Já percebeu que algumas pessoas têm a necessidade de inferiorizar
o outro com brincadeiras inadequadas e desagradáveis? Sabe por
qual motivo agem assim? Em geral para sentirem-se superiores. É
certo com você mesmo agir como se nada houvesse acontecido? E nos
relacionamentos afetivos? Quantas pessoas não sabem nada da vida
do outro? A parte financeira é algo sigiloso até entre os
casais. E sabe o que aconteceu com um casal que conheço? O marido
veio a falecer num acidente e a esposa ficou totalmente perdida e sem
nenhum recurso financeiro, pois nada sabia sobre isso. Quantas histórias
você conhece que aconteceu isso? Se não conhece, saiba que
é muito freqüente.
Outra situação muito comum é de pessoas que buscam
sempre agradar ao outro e cedem em tudo, deixam que o outro escolha a
comida, onde viajar, o filme que irão assistir, e assim, com o
tempo acabam se tornando desconhecidas de si mesmas, sem saber mais o
que gostam. E não é surpresa se o outro deixar de ter a
admiração e atração que tinha por você.
Afinal, onde está aquela pessoa por quem um dia se apaixonou, se
ela se tornou uma extensão dele?
Difícil escolha
Atendi um senhor em meu consultório que durante as férias
sua esposa e os filhos foram viajar e ele ficou. Numa noite foi até
a pizzaria e não sabia qual o sabor da pizza escolher, pois sempre
deixava que a esposa e os filhos decidissem. Inconformado, voltou para
seu carro e decidiu que não voltaria para casa sem escolher aquilo
que queria comer. Demorou quase uma hora, mas conseguiu ouvir a si mesmo
e fazer sua escolha. Depois disso, sempre que vão comprar pizza
ele pede que ao menos dois pedaços sejam com seu recheio preferido.

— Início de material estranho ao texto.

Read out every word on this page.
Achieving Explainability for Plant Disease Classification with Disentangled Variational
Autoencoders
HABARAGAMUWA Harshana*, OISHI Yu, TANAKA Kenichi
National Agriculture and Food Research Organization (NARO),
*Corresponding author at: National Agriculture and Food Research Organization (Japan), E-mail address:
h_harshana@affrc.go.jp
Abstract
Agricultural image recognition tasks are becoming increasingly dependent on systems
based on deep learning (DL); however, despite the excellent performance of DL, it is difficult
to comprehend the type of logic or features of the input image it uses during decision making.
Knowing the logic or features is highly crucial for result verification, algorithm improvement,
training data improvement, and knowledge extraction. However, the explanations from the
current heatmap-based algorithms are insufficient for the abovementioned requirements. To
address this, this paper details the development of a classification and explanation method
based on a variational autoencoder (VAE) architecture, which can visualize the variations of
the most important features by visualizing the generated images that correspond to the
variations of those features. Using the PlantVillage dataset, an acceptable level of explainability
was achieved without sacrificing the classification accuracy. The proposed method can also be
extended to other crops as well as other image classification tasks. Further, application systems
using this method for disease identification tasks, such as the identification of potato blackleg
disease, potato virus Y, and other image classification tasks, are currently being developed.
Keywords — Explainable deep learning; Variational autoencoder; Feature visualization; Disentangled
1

Parece brincadeira, mas isso mostra o quanto nos perdemos até para
fazermos escolhas tão simples como uma pizza, quem dirá
para outras coisas. Sim, é importante cada um ceder em algumas
situações, mas isso não quer dizer fazer o que agrada
apenas para um. Relacionamento é troca, em todos os sentidos. E
aquelas pessoas que estão sempre fugindo de uma conversa mais séria,
evitam falar o que não gostaram para não machucar o outro
ou evitar maiores aborrecimentos, devem pensar no quanto já estão
machucadas, o quanto estão permitindo serem desrespeitadas, talvez
até porque nunca aprenderam a se respeitar. Pense sobre isso.
Não coloque o que sente para debaixo do tapete, pois poderá
chegar um momento em que terá tanta sujeira, que você não
conseguirá sequer mais enxergar o outro na sua frente, e sequer,
a si mesmo. Converse, converse muito sobre tudo, afinal o diálogo
é o que nos faz seres humanos e nos aproxima de quem tanto amamos.